A square, solidly-built construction dating back to 1864, a lightning-proof Faraday cage, a storm-proof stone carapace that stands vertigo-free on the very edge of the bluff. An ever-open eye that every five seconds sends out a flash visible 34 miles away: assisting navigation is a sleepless and stubborn job, needing to be continued even when there is no vessel in sight and the incessant signals are lost in the uninhabited nothingness of the night seas.
But that the lighthouse is always there, that it continues to function in good weather and bad, that it can never be switched off, is heartening because feeling protected and guided presupposes a kind of automatism, requires that someone else is thinking about us, like a presupposition that is taken for granted, that you don’t have to constantly think back on. This is what we expect from a lighthouse keeper, this is what conditions his life and gives him his uniqueness, his imaginary sleepless solitude.
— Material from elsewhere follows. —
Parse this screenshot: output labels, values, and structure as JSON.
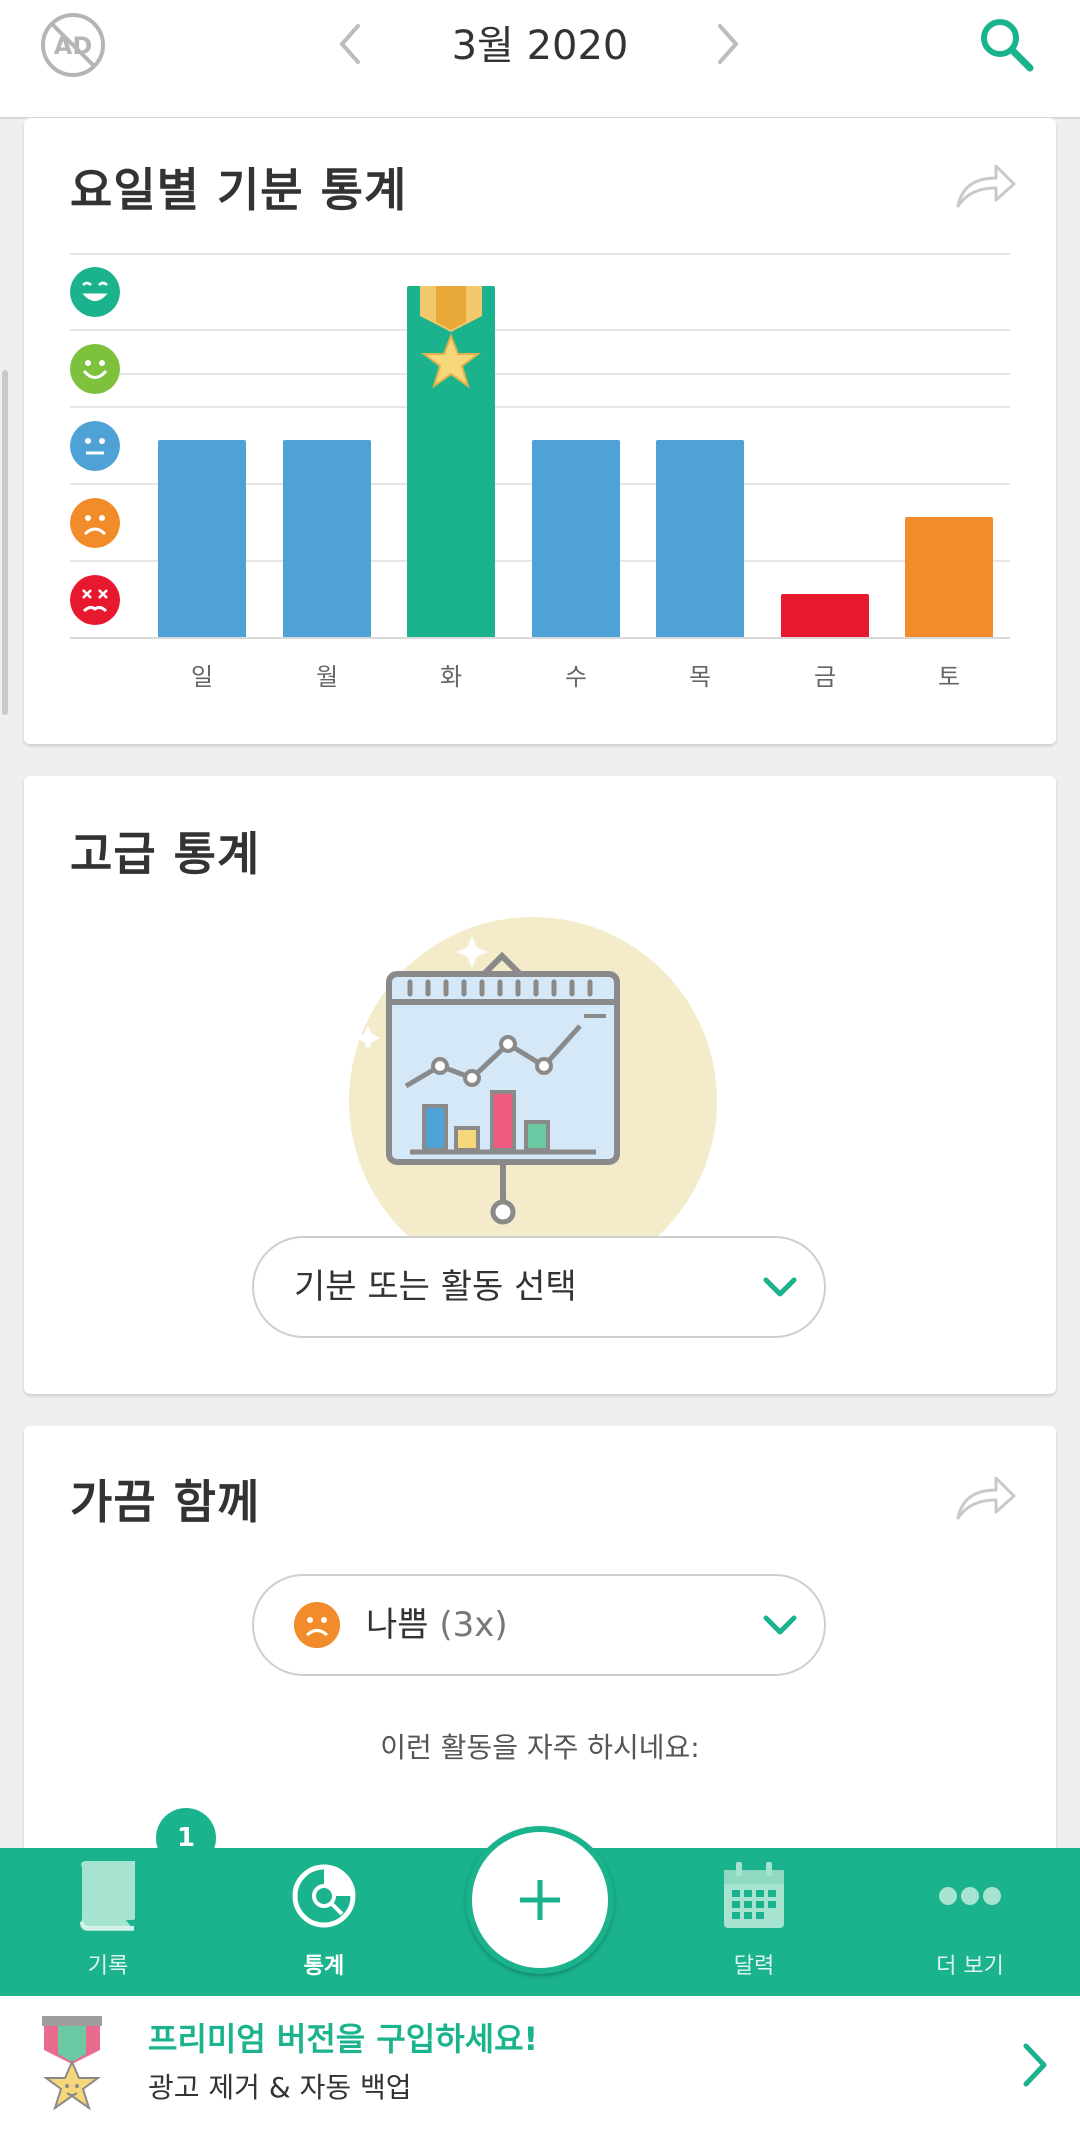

We use the term “imaginary” because in fact that may well not be the case. And in fact, the Cape Caccia lighthouse keeper, Genoese Luigi Critelli, lives in the lighthouse keeper’s house together with his wife and children. He leads a normal family life, however difficult it may be to imagine peaceful domestic scenes perched on the edge of a cliff overlooking the sea, especially when the sea flares up and seems to want to shatter the very base of the earth.
Furthermore, his job is far more eventful and much less solitary than you may imagine. He most certainly doesn’t sit alone in the tower tending to the light (that nowadays is aided by sophisticated technology anyway). Luigi has two colleagues who work with him and their task is to keep the Cape Caccia lighthouse working efficiently, as well as all the other coastal signals as far as Bosa Marina and Porto Conte.
And yet, although the facts we have just mentioned would appear to belie the fanciful imagery of the lighthouse keeper, it is in our nature not to resign ourselves easily to giving in to cold hard facts that, as facts, are only circumstances, accidents, superficial disturbances of a mass in its immobile unvarying depths. Therefore, the idea of the Promethean watchman keeping ships far from the rocks remains intact, the idea of the man who is there, who is there anyway, who is there even if his presence does not depend on the fact that someone in this world is thinking that he is there.